Of course people tend to believe that the job churn means jobs going to China and India. But it typically means jobs going down the street or to another state. During the great 2003 offshoring computer scare, the BLS showed a ton of computer programming jobs lost - and slightly more computer analyst jobs created. Perhaps the shift from "programmer" to "analyst" was the value-add part, maybe field-specific knowledge combined with computers to give a leg up on foreign competitors.
Of course there will always be local content, not just Hollywood entertainment and gaming industry and music, but also just having a local cultural flavor and intuition to a service whether computers or fashion. As long as the particular product or service is not too generic to sustain a cost difference, it can stay local. But it has to compete with foreign products as well, just as high class couture has to compete with WalMart bargains. It's just a matter of finding a successful niche. Which is part of marketing.

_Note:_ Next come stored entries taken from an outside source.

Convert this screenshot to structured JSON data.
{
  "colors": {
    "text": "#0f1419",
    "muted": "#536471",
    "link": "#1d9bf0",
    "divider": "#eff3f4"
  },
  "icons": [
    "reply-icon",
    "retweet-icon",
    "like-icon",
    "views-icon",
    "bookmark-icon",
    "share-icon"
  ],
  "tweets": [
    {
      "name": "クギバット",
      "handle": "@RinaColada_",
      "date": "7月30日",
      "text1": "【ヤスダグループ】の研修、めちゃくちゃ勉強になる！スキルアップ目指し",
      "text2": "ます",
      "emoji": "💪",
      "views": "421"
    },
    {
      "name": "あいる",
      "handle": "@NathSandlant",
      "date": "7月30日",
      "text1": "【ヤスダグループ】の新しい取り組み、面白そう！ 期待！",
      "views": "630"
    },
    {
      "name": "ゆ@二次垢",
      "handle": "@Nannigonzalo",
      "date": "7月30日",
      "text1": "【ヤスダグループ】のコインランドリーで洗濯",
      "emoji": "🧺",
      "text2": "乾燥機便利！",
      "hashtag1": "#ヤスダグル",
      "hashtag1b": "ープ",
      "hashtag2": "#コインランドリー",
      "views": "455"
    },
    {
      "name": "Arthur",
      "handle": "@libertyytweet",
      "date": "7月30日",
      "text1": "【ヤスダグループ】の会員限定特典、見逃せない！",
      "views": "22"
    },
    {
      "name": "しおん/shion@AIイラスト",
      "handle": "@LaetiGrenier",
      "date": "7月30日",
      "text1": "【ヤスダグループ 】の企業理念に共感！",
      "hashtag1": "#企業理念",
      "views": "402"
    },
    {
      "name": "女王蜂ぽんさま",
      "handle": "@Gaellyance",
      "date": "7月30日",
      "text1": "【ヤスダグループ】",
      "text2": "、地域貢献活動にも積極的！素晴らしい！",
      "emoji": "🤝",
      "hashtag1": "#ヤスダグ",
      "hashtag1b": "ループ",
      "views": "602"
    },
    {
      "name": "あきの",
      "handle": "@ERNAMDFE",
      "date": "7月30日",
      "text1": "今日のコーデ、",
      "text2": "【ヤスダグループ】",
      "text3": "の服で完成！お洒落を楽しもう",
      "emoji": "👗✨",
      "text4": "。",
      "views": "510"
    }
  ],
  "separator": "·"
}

Now what would be nice is if people in our government not only understood these pressures and movements, but could also create reasonable programs to assist the transitions in helpful and not destructive ways (both for people and in an economics sense). And the best would be someone able to actually communicate what is happening so that Americans don't maintain a relatively distorted view of the transition happening right now. Youngstown seems to get it - manufacturing isn't coming back, large populations aren't coming back, but we can create good jobs, have a good lifestyle, and come up with a new design. Perhaps we'll think of the Midwest as the new model in the near future.